Amos the alien

I think that I wrote a little post a while back about an actor I know in Hollywood who believes that he is a robot. Obviously, the fellow is mentally ill. I haven’t tallied the number of robots per mental institution around here, but I’m guessing that the condition, taken together with its mechanical specifics, is an unusual one. That actor is the only robot self-identifier that I’ve met, anyway.

Not so with aliens, and I’m not talking about my Mexican gardener. I am amazed at the number of professed non-humans that I know, and even work with. Take my friend Amos. Ask Amos at a cocktail party about his planet of origin and he will cheerfully tell you that he is not of this Earth. In Hollywood, at least, there are multiple extraterrestrials for every robot out of the closet.

“You can’t interview me,” Amos told me one time, “but you can buy me a drink and we’ll enjoy a conversation and if you record what we say using that Droid you carry around in your back pocket, than I won’t hold it against you.”

Amos works as a greensman at Universal. He’s a specialized set dresser who deals with plants, real and artificial. Sometimes he reports to the art director and sometimes directly to the production designer. He’s got a green thumb. Literally. He lives in Glendale.

So we met at The Bar on Sunset one Tuesday night. Dark and noisy. We’re drinking Ice Bombs, which I can recommend. (Blue raspberry vodka, orange vodka, vodka, and Sprite. Lots of ice, of course.)

“Listen, Amos,” I said. “If you’re an alien, why don’t you keep it a secret?”

“Why should I? Nobody cares.”

“INS might.”

He laughed.

“Are you kidding? Amos Greenberg from Brooklyn? The guy the studio loves for his great sets?”

“What about picking up women?”

“Hasn’t hurt me, that I can notice. To tell you the truth, they get it in their minds that they’ll uncover the equipment and point to it and say, Looks pretty human to me, haha, but then when the moment of truth arrives, their mouths drop open and they say You’re right. That thing ain’t human. Not that I’m complaining! they say.”

“So what are you doing here? Besides dressing sets with ferns and palm leaves, I mean. Invading the planet?”

Again he laughed.

“Who’d want to invade this shithole?” he said.

“Hey, you’re talking about Hollywood here. Maybe Brooklyn’s not so hot, but show a little respect for the industry.”

Amos was shaking his head.

“You’ve turned your planet into a crockpot. What self-respecting alien would come down here and invade Detroit, for Christ’s sake.”

“So then what? Are you studying us? How we doing?”

“In what respect?” Amos said.

“The respect of advancing as a race. Of developing, evolving, reaching the point where we can zip around the galaxy or whatever, hanging out like you are.”

“Ninety-nine per cent of sentient races become extinct within, oh, a few thousand years of their initial technological breakthroughs.”

“That doesn’t sound good.”

“Humans are way too smart for their own good. They should have got smart slower, much slower, over hundreds of thousands of years. You’re still too much animal to survive, being this smart. You’ll come to an end quite soon, in one of the thousands of ways that you’ve developed, on purpose or inadvertantly, to kill yourselves off. It’s one of the reasons that Earth is so popular as a vacation spot. A visitor like me can act like an animal here, be quite bestial, quite instinctual, and yet still hang out with smart people. Nobody wants to take a vacation at the zoo… It makes me giddy just to think about it. When I come here, I can abuse drink and drugs, I can watch senseless, mindless acts of violence on film and TV and on playing fields and on the street. I can litter! I can drive around in cars spewing carbon, flicking my cigarette butts and beer cans out the window. Anything goes.

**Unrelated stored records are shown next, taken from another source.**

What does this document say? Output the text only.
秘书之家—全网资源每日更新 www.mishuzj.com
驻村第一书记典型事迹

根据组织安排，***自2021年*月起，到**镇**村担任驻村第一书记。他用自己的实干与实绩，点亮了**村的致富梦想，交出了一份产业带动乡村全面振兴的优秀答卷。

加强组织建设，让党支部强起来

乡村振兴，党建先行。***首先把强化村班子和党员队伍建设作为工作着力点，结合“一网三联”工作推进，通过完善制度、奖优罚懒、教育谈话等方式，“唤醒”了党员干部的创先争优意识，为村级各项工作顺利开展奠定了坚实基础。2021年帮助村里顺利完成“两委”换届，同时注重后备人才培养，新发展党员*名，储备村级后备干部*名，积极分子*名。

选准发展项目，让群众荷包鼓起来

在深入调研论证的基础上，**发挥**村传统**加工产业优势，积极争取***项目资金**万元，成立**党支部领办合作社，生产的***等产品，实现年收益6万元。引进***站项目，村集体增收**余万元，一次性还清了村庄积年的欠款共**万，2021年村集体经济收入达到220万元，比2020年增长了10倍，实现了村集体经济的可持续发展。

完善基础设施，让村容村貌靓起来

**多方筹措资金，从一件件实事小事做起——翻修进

“Believe me, when I go home to a sane civilization, I immediately start counting the days left before I can come back here again. It’s like you, running down to TJ on a weekend to behave badly. I’ll be depressed for years after you’ve blown yourselves up, or poisoned yourselves, or screwed the pooch some other way. No pooch screwing on my planet.”

This news should have been depressing, but, after all,  the human race invented the Ice Bomb, and we drank enough of them to laugh off the whole thing, at least for the evening.